Clive Powell makes a fundamental error in confusing clinical and medical needs with health need. The criteria for CHC funding in law is that there is a primary health need. Successive governments in England have procrastinated on this issue, and encouraged the NHS to cost shunt to patients and local authorities to save money. Ask yourself two simple questions – would any sensible social worker place someone in a nursing home if the person didn’t need that level of care? Would the person on the proverbial Neasden bus not think that people go into nursing homes because they have a “primary health need”?
It is very difficult for social workers to effectively challenge CHC decisions – particularly if the patient/family is not objecting. The system is designed so that social workers can support decisions, but have no real right of veto – the decision ultimately is with the health authority. Local authorities can decline to provide care on the basis (as in Coughlan) that the patient’s health needs are more than incidental or ancillary to their need for social care. But of course this is only really effective when the patient is in hospital – at which point the social worker of course will be accused of bed blocking!!
This article is total nonsense as it incorrectly assumes that the right to NHS funded care is based on the nature of the care required or provided. It isn’t ! Where there is illness, disability or injury which is a primary health need then the NHS is responsible for the entire care package and is no business of social services. However the NHS shunt care costs on to social services who then invoke the National Assistance Act to force the patient to pay or, where they cannot pay local council taxpayers pick up the bill, thus saving the NHS a great deal of money.
The NHS apply completely unlawful means such as their ‘decision support tool’ to justify their refusal to pay.

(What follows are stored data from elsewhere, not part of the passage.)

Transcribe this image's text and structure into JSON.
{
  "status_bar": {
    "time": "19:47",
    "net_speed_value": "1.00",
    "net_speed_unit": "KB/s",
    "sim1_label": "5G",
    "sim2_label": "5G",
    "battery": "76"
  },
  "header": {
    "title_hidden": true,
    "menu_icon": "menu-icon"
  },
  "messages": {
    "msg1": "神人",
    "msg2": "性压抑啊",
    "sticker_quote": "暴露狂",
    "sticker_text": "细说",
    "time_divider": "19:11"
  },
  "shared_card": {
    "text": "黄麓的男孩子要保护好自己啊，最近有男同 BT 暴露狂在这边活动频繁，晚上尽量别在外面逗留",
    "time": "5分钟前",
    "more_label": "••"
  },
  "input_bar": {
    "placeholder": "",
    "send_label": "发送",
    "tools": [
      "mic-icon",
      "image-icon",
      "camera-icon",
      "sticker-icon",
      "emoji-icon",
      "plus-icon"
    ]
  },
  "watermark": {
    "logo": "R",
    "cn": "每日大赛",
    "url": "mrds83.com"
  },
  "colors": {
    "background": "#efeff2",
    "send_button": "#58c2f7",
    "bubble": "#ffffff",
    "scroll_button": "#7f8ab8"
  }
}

In fact there is no reason why Social Services need be involved as they can simply invoke their own Dispute Resolution Procedure with the NHS and if they try to force patients or their relatives to pay there are appeal procedures available right up to the Ombudsman. Also relatives cannot be made to pay as the ‘liable Relatives Act’ was repealed years ago! Steve.
My son’s LA and the CCG have been fighting his funding since 2007. He has a primary health need LOennox Gastaut syndrome EPILEPSY. He is in a residential care home in Wales that costs £24oo a week, and the LA are taking £80 a week from him towards these fees. The LA over ruled my EPA and are now the appointee. The solicitor I am paying will not take this to judicial review. What do I do??????